Join DePaul University professor and Humanities Center fellow John Shanahan on Thursday, February 17, 2011 for an engaging look at the changing relations of science, fiction, and science fiction in American and Japanese culture.

The Music Box Theatre will screen two films—The Wild Blue Yonder (2005) and Ghost in the Shell (1995). Between the film screenings, a panel of distinguished scholars will discuss some creative remediations of science and technology in contemporary fiction and film.

DePaul and Columbia College students and faculty get in FREE to all events with ID.

All events are open to the public.

Schedule of Events:

  • The Wild Blue Yonder 6:00pm
  • Panel Discussion 7:30-8:30pm
  • Ghost in the Shell 8:45pm

The panelists:

June Chung, Associate Professor of English at DePaul University, specializes in fin-de-siecle American literature. She has published articles on modern capitalism and the arts, media and technology, orientalism, and commercial cosmopolitanism.

Daniel Dinello, a filmmaker and author, is a Columbia College Professor and its Distinguished Scholar for 2011-2012. He is the author of Technophobia! Science Fiction Visions of Posthuman Technology and contributed chapters to Battlestar Galactica and Philosophy and Anime and Philosophy.

Miho Matsugu, Assistant Professor of Japanese at DePaul University, specializes in modern Japanese literature and culture. She has produced critical writings on Kawabata Yasunari, Kirino Natsuo and Murakami Haruki.

John Shanahan, Associate Professor of English at DePaul University, specializes in the relations of literature and science since the Renaissance. His work has appeared in Genre, Studies in English Literature, and other journals and books.

The Films:

The Wild Blue Yonder (2005). Werner Herzog’s mind-bending mash-up of science fiction and ‘mockumentary’ splices actual NASA footage, a delusional narrator who believes he’s an alien, clips of Antarctic ocean exploration recast as video retrieved from the Andromeda galaxy, and a hauntingly other-worldly soundtrack.
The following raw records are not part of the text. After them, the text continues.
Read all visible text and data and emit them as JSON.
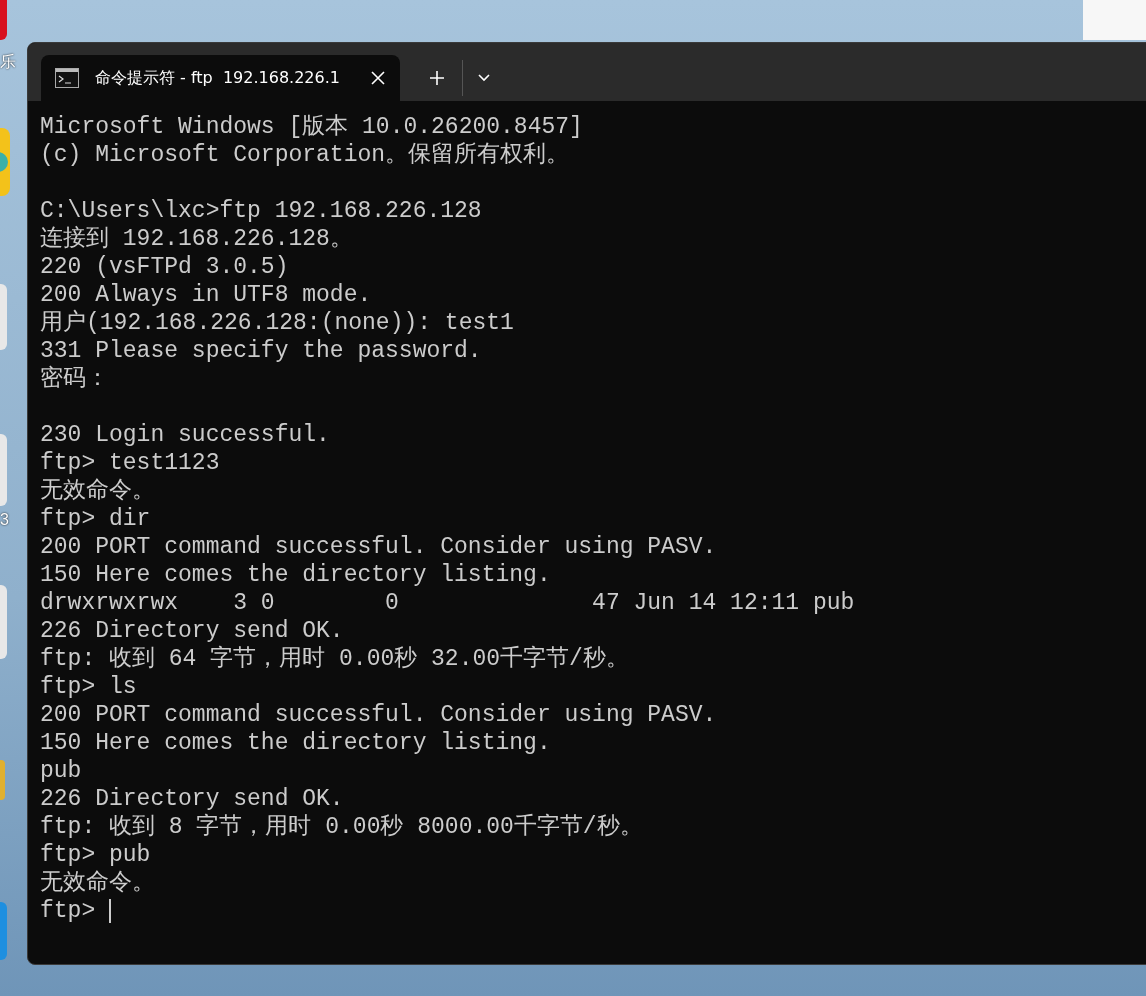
{
  "desktop": {
    "icon_labels": [
      "乐",
      "3"
    ]
  },
  "window": {
    "tabs": [
      {
        "title": "命令提示符 - ftp  192.168.226.1",
        "selected": true
      }
    ]
  },
  "terminal": {
    "blocks": [
      [
        "Microsoft Windows [版本 10.0.26200.8457]",
        "(c) Microsoft Corporation。保留所有权利。"
      ],
      [
        "C:\\Users\\lxc>ftp 192.168.226.128",
        "连接到 192.168.226.128。",
        "220 (vsFTPd 3.0.5)",
        "200 Always in UTF8 mode.",
        "用户(192.168.226.128:(none)): test1",
        "331 Please specify the password.",
        "密码："
      ],
      [
        "230 Login successful.",
        "ftp> test1123",
        "无效命令。",
        "ftp> dir",
        "200 PORT command successful. Consider using PASV.",
        "150 Here comes the directory listing.",
        "drwxrwxrwx    3 0        0              47 Jun 14 12:11 pub",
        "226 Directory send OK.",
        "ftp: 收到 64 字节，用时 0.00秒 32.00千字节/秒。",
        "ftp> ls",
        "200 PORT command successful. Consider using PASV.",
        "150 Here comes the directory listing.",
        "pub",
        "226 Directory send OK.",
        "ftp: 收到 8 字节，用时 0.00秒 8000.00千字节/秒。",
        "ftp> pub",
        "无效命令。"
      ]
    ],
    "prompt": "ftp> "
  }
}
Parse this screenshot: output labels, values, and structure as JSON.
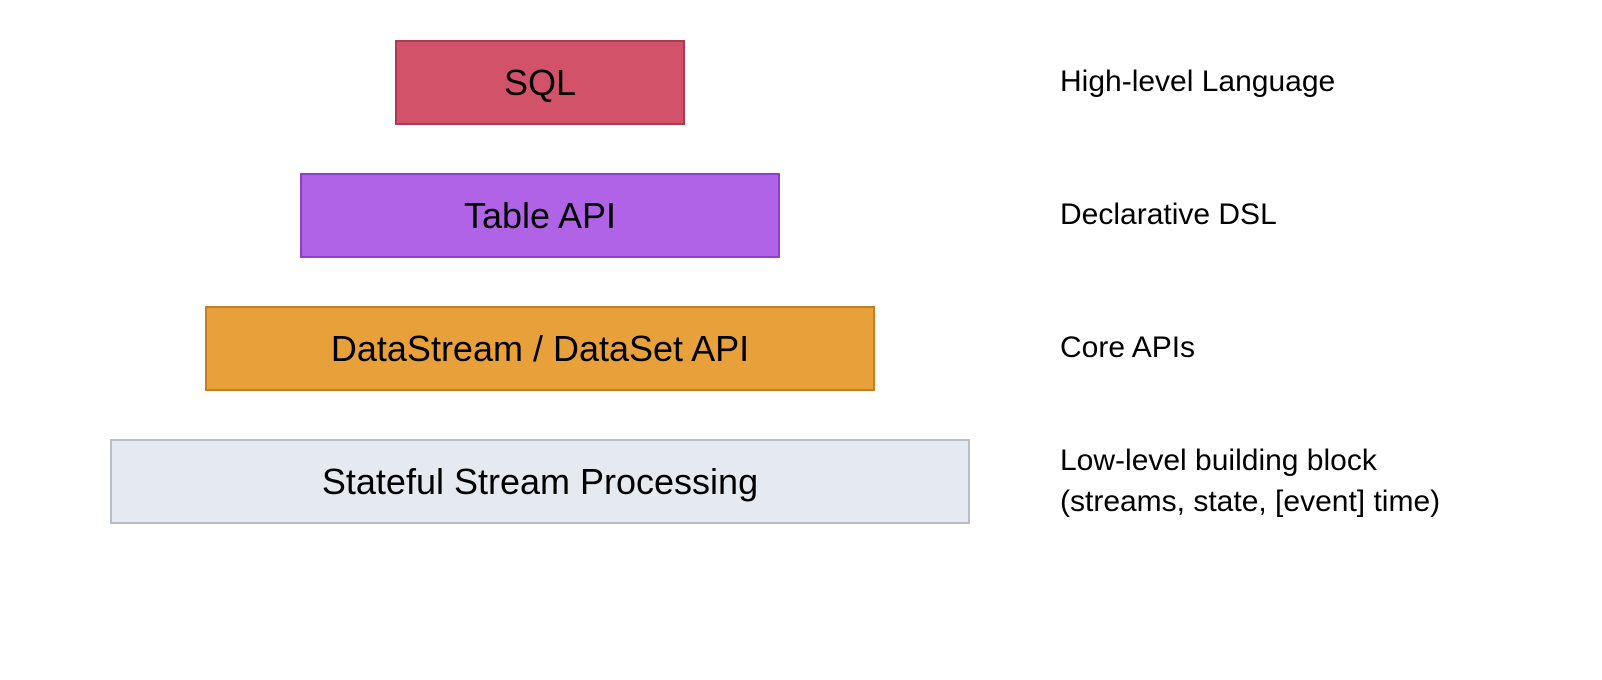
{
  "layers": [
    {
      "box_label": "SQL",
      "description": "High-level Language",
      "box_class": "box-sql"
    },
    {
      "box_label": "Table API",
      "description": "Declarative DSL",
      "box_class": "box-table"
    },
    {
      "box_label": "DataStream / DataSet API",
      "description": "Core APIs",
      "box_class": "box-datastream"
    },
    {
      "box_label": "Stateful Stream Processing",
      "description": "Low-level building block\n(streams, state, [event] time)",
      "box_class": "box-stateful"
    }
  ]
}
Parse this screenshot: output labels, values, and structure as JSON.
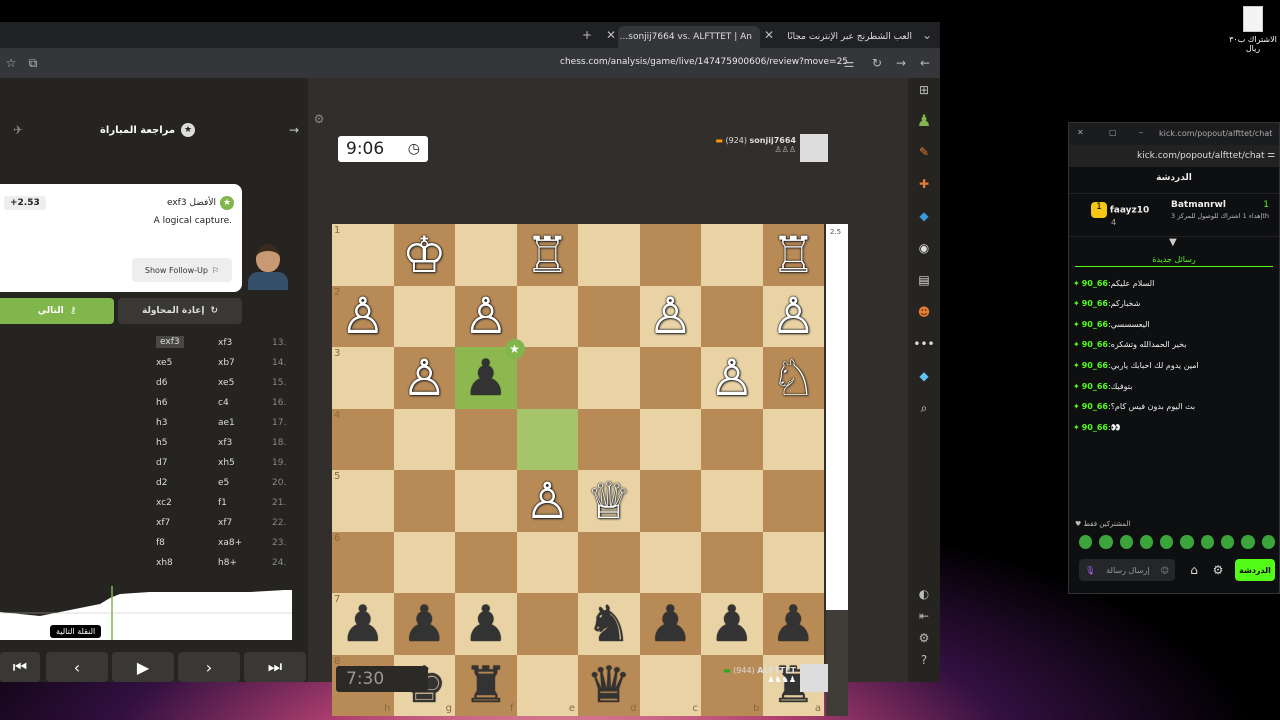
{
  "desktop": {
    "file_label": "الاشتراك ب٣٠ ريال"
  },
  "browser": {
    "tabs": [
      {
        "title": "العب الشطرنج عبر الإنترنت مجانًا"
      },
      {
        "title": "sonjij7664 vs. ALFTTET | An..."
      }
    ],
    "url": "chess.com/analysis/game/live/147475900606/review?move=25"
  },
  "review": {
    "header": "مراجعة المباراة",
    "coach_move": "exf3 الأفضل",
    "coach_text": "A logical capture.",
    "eval": "+2.53",
    "follow_up": "Show Follow-Up",
    "retry": "إعادة المحاولة",
    "next": "التالي",
    "tooltip": "النقلة التالية",
    "moves": [
      {
        "n": "13.",
        "w": "xf3",
        "b": "exf3"
      },
      {
        "n": "14.",
        "w": "xb7",
        "b": "xe5"
      },
      {
        "n": "15.",
        "w": "xe5",
        "b": "d6"
      },
      {
        "n": "16.",
        "w": "c4",
        "b": "h6"
      },
      {
        "n": "17.",
        "w": "ae1",
        "b": "h3"
      },
      {
        "n": "18.",
        "w": "xf3",
        "b": "h5"
      },
      {
        "n": "19.",
        "w": "xh5",
        "b": "d7"
      },
      {
        "n": "20.",
        "w": "e5",
        "b": "d2"
      },
      {
        "n": "21.",
        "w": "f1",
        "b": "xc2"
      },
      {
        "n": "22.",
        "w": "xf7",
        "b": "xf7"
      },
      {
        "n": "23.",
        "w": "xa8+",
        "b": "f8"
      },
      {
        "n": "24.",
        "w": "h8+",
        "b": "xh8"
      }
    ]
  },
  "game": {
    "top_clock": "9:06",
    "bottom_clock": "7:30",
    "top_player": {
      "name": "sonjij7664",
      "rating": "(924)"
    },
    "bottom_player": {
      "name": "ALFTTET",
      "rating": "(944)"
    },
    "eval_top": "2.5",
    "ranks": [
      "1",
      "2",
      "3",
      "4",
      "5",
      "6",
      "7",
      "8"
    ],
    "files": [
      "h",
      "g",
      "f",
      "e",
      "d",
      "c",
      "b",
      "a"
    ],
    "board": [
      [
        "",
        "♚",
        "",
        "♜",
        "",
        "",
        "",
        "♜"
      ],
      [
        "♟",
        "",
        "♟",
        "",
        "",
        "♟",
        "",
        "♟"
      ],
      [
        "",
        "♟",
        "♟",
        "",
        "",
        "",
        "♟",
        "♞"
      ],
      [
        "",
        "",
        "",
        "",
        "",
        "",
        "",
        ""
      ],
      [
        "",
        "",
        "",
        "♟",
        "♛",
        "",
        "",
        ""
      ],
      [
        "",
        "",
        "",
        "",
        "",
        "",
        "",
        ""
      ],
      [
        "♟",
        "♟",
        "♟",
        "",
        "♞",
        "♟",
        "♟",
        "♟"
      ],
      [
        "",
        "♚",
        "♜",
        "",
        "♛",
        "",
        "",
        "♜"
      ]
    ]
  },
  "kick": {
    "url_title": "kick.com/popout/alfttet/chat",
    "url": "kick.com/popout/alfttet/chat",
    "tab": "الدردشة",
    "leader1": {
      "name": "faayz10",
      "count": "4"
    },
    "leader2": {
      "name": "Batmanrwl",
      "count": "1",
      "text": "إهداء 1 اشتراك للوصول للمركز 3th"
    },
    "new_msgs": "رسائل جديدة",
    "messages": [
      {
        "user": "66_90",
        "text": "السلام عليكم"
      },
      {
        "user": "66_90",
        "text": "شخباركم"
      },
      {
        "user": "66_90",
        "text": "اليعسسسي"
      },
      {
        "user": "66_90",
        "text": "بخير الحمدالله وتشكره"
      },
      {
        "user": "66_90",
        "text": "امين يدوم لك احبابك ياربي"
      },
      {
        "user": "66_90",
        "text": "بتوفيك"
      },
      {
        "user": "66_90",
        "text": "بث اليوم بدون فيس كام؟"
      },
      {
        "user": "66_90",
        "text": "👀"
      }
    ],
    "subs_label": "المشتركين فقط",
    "input_placeholder": "إرسال رسالة",
    "chat_button": "الدردشة"
  }
}
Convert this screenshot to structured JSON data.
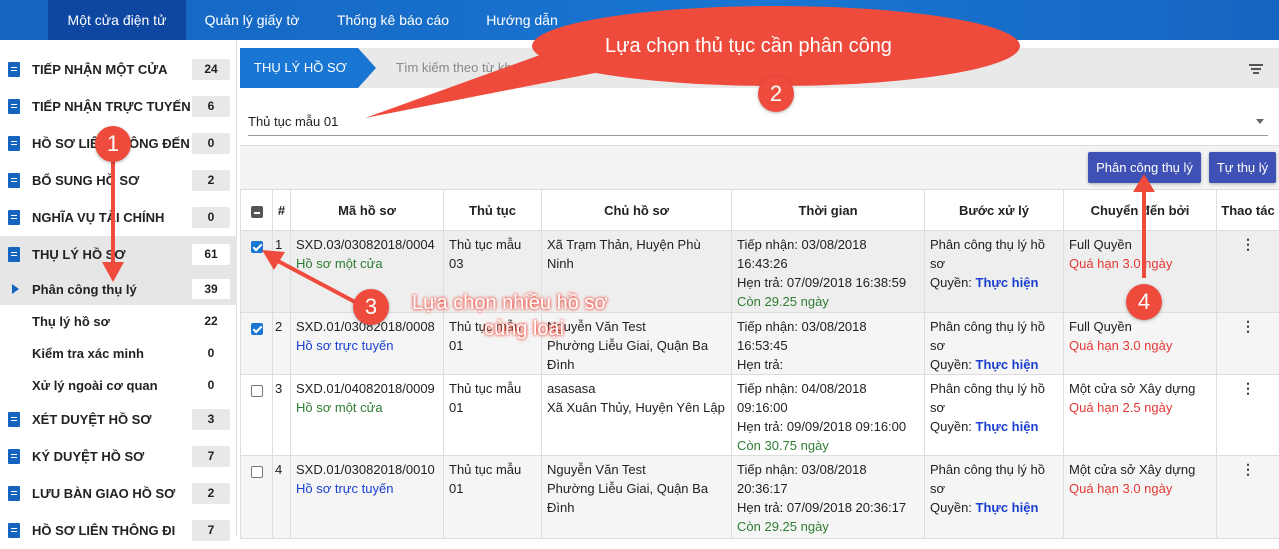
{
  "nav": [
    "Một cửa điện tử",
    "Quản lý giấy tờ",
    "Thống kê báo cáo",
    "Hướng dẫn"
  ],
  "sidebar": {
    "items": [
      {
        "label": "TIẾP NHẬN MỘT CỬA",
        "count": "24"
      },
      {
        "label": "TIẾP NHẬN TRỰC TUYẾN",
        "count": "6"
      },
      {
        "label": "HỒ SƠ LIÊN THÔNG ĐẾN",
        "count": "0"
      },
      {
        "label": "BỔ SUNG HỒ SƠ",
        "count": "2"
      },
      {
        "label": "NGHĨA VỤ TÀI CHÍNH",
        "count": "0"
      },
      {
        "label": "THỤ LÝ HỒ SƠ",
        "count": "61"
      }
    ],
    "subitems": [
      {
        "label": "Phân công thụ lý",
        "count": "39"
      },
      {
        "label": "Thụ lý hồ sơ",
        "count": "22"
      },
      {
        "label": "Kiểm tra xác minh",
        "count": "0"
      },
      {
        "label": "Xử lý ngoài cơ quan",
        "count": "0"
      }
    ],
    "items2": [
      {
        "label": "XÉT DUYỆT HỒ SƠ",
        "count": "3"
      },
      {
        "label": "KÝ DUYỆT HỒ SƠ",
        "count": "7"
      },
      {
        "label": "LƯU BÀN GIAO HỒ SƠ",
        "count": "2"
      },
      {
        "label": "HỒ SƠ LIÊN THÔNG ĐI",
        "count": "7"
      }
    ]
  },
  "breadcrumb": "THỤ LÝ HỒ SƠ",
  "search_placeholder": "Tìm kiếm theo từ khoá ...",
  "procedure_select": "Thủ tục mẫu 01",
  "buttons": {
    "assign": "Phân công thụ lý",
    "self": "Tự thụ lý"
  },
  "table": {
    "headers": [
      "#",
      "Mã hồ sơ",
      "Thủ tục",
      "Chủ hồ sơ",
      "Thời gian",
      "Bước xử lý",
      "Chuyển đến bởi",
      "Thao tác"
    ],
    "rows": [
      {
        "num": "1",
        "code": "SXD.03/03082018/0004",
        "source": "Hồ sơ một cửa",
        "proc": [
          "Thủ tục mẫu",
          "03"
        ],
        "owner": [
          "Xã Trạm Thản, Huyện Phù Ninh"
        ],
        "t1": "Tiếp nhận: 03/08/2018",
        "t2": "16:43:26",
        "t3": "Hẹn trả: 07/09/2018 16:38:59",
        "t4": "Còn 29.25 ngày",
        "step": [
          "Phân công thụ lý hồ",
          "sơ"
        ],
        "perm": "Quyền:",
        "permact": "Thực hiện",
        "by": "Full Quyền",
        "late": "Quá hạn 3.0 ngày",
        "checked": true
      },
      {
        "num": "2",
        "code": "SXD.01/03082018/0008",
        "source": "Hồ sơ trực tuyến",
        "proc": [
          "Thủ tục mẫu",
          "01"
        ],
        "owner": [
          "Nguyễn Văn Test",
          "Phường Liễu Giai, Quận Ba",
          "Đình"
        ],
        "t1": "Tiếp nhận: 03/08/2018",
        "t2": "16:53:45",
        "t3": "Hẹn trả:",
        "t4": "",
        "step": [
          "Phân công thụ lý hồ",
          "sơ"
        ],
        "perm": "Quyền:",
        "permact": "Thực hiện",
        "by": "Full Quyền",
        "late": "Quá hạn 3.0 ngày",
        "checked": true
      },
      {
        "num": "3",
        "code": "SXD.01/04082018/0009",
        "source": "Hồ sơ một cửa",
        "proc": [
          "Thủ tục mẫu",
          "01"
        ],
        "owner": [
          "asasasa",
          "Xã Xuân Thủy, Huyện Yên Lập"
        ],
        "t1": "Tiếp nhận: 04/08/2018",
        "t2": "09:16:00",
        "t3": "Hẹn trả: 09/09/2018 09:16:00",
        "t4": "Còn 30.75 ngày",
        "step": [
          "Phân công thụ lý hồ",
          "sơ"
        ],
        "perm": "Quyền:",
        "permact": "Thực hiện",
        "by": "Một cửa sở Xây dựng",
        "late": "Quá hạn 2.5 ngày",
        "checked": false
      },
      {
        "num": "4",
        "code": "SXD.01/03082018/0010",
        "source": "Hồ sơ trực tuyến",
        "proc": [
          "Thủ tục mẫu",
          "01"
        ],
        "owner": [
          "Nguyễn Văn Test",
          "Phường Liễu Giai, Quận Ba",
          "Đình"
        ],
        "t1": "Tiếp nhận: 03/08/2018",
        "t2": "20:36:17",
        "t3": "Hẹn trả: 07/09/2018 20:36:17",
        "t4": "Còn 29.25 ngày",
        "step": [
          "Phân công thụ lý hồ",
          "sơ"
        ],
        "perm": "Quyền:",
        "permact": "Thực hiện",
        "by": "Một cửa sở Xây dựng",
        "late": "Quá hạn 3.0 ngày",
        "checked": false
      }
    ]
  },
  "annotations": {
    "c1": "1",
    "c2": "2",
    "c3": "3",
    "c4": "4",
    "t2": "Lựa chọn thủ tục cần phân công",
    "t3a": "Lựa chọn nhiều hồ sơ",
    "t3b": "cùng loại"
  },
  "colors": {
    "primary": "#1976d2",
    "callout": "#ef4b3c",
    "late": "#e53935"
  }
}
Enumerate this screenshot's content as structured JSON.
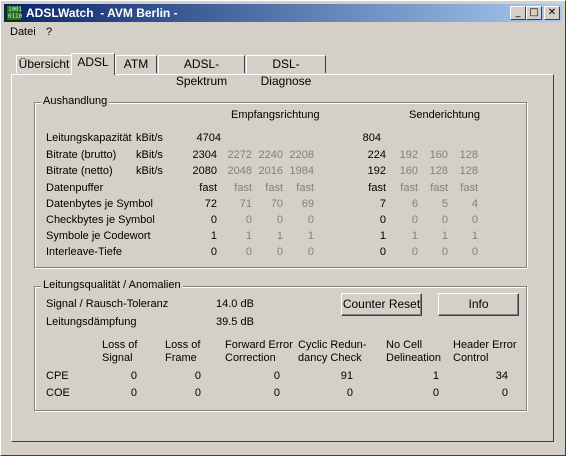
{
  "window": {
    "title": "ADSLWatch  - AVM Berlin -",
    "minimize": "_",
    "maximize": "□",
    "close": "✕"
  },
  "menu": [
    "Datei",
    "?"
  ],
  "tabs": [
    "Übersicht",
    "ADSL",
    "ATM",
    "ADSL-Spektrum",
    "DSL-Diagnose"
  ],
  "active_tab": "ADSL",
  "aushandlung": {
    "title": "Aushandlung",
    "header_empfang": "Empfangsrichtung",
    "header_sende": "Senderichtung",
    "rows": [
      {
        "label": "Leitungskapazität",
        "unit": "kBit/s",
        "empfang": [
          "4704"
        ],
        "sende": [
          "804"
        ]
      },
      {
        "label": "Bitrate (brutto)",
        "unit": "kBit/s",
        "empfang": [
          "2304",
          "2272",
          "2240",
          "2208"
        ],
        "sende": [
          "224",
          "192",
          "160",
          "128"
        ]
      },
      {
        "label": "Bitrate (netto)",
        "unit": "kBit/s",
        "empfang": [
          "2080",
          "2048",
          "2016",
          "1984"
        ],
        "sende": [
          "192",
          "160",
          "128",
          "128"
        ]
      },
      {
        "label": "Datenpuffer",
        "unit": "",
        "empfang": [
          "fast",
          "fast",
          "fast",
          "fast"
        ],
        "sende": [
          "fast",
          "fast",
          "fast",
          "fast"
        ]
      },
      {
        "label": "Datenbytes je Symbol",
        "unit": "",
        "empfang": [
          "72",
          "71",
          "70",
          "69"
        ],
        "sende": [
          "7",
          "6",
          "5",
          "4"
        ]
      },
      {
        "label": "Checkbytes je Symbol",
        "unit": "",
        "empfang": [
          "0",
          "0",
          "0",
          "0"
        ],
        "sende": [
          "0",
          "0",
          "0",
          "0"
        ]
      },
      {
        "label": "Symbole je Codewort",
        "unit": "",
        "empfang": [
          "1",
          "1",
          "1",
          "1"
        ],
        "sende": [
          "1",
          "1",
          "1",
          "1"
        ]
      },
      {
        "label": "Interleave-Tiefe",
        "unit": "",
        "empfang": [
          "0",
          "0",
          "0",
          "0"
        ],
        "sende": [
          "0",
          "0",
          "0",
          "0"
        ]
      }
    ]
  },
  "qualitaet": {
    "title": "Leitungsqualität / Anomalien",
    "signal_label": "Signal / Rausch-Toleranz",
    "signal_value": "14.0 dB",
    "daempfung_label": "Leitungsdämpfung",
    "daempfung_value": "39.5 dB",
    "counter_reset": "Counter Reset",
    "info": "Info",
    "columns": [
      [
        "Loss of",
        "Signal"
      ],
      [
        "Loss of",
        "Frame"
      ],
      [
        "Forward Error",
        "Correction"
      ],
      [
        "Cyclic Redun-",
        "dancy Check"
      ],
      [
        "No Cell",
        "Delineation"
      ],
      [
        "Header Error",
        "Control"
      ]
    ],
    "rows": [
      {
        "label": "CPE",
        "values": [
          "0",
          "0",
          "0",
          "91",
          "1",
          "34"
        ]
      },
      {
        "label": "COE",
        "values": [
          "0",
          "0",
          "0",
          "0",
          "0",
          "0"
        ]
      }
    ]
  }
}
Ghost in the Shell (1995). Oshii’s original anime masterpiece, set in the year 2029, tells the story of a cyborg special forces officer on the trail of a rogue computer program called ‘The Puppet Master.’ Oshii’s beautiful fusion of film, animation, still photography, and other media is at the same time a complex meditation on the increasingly unpredictable entanglement of human and machine in contemporary culture.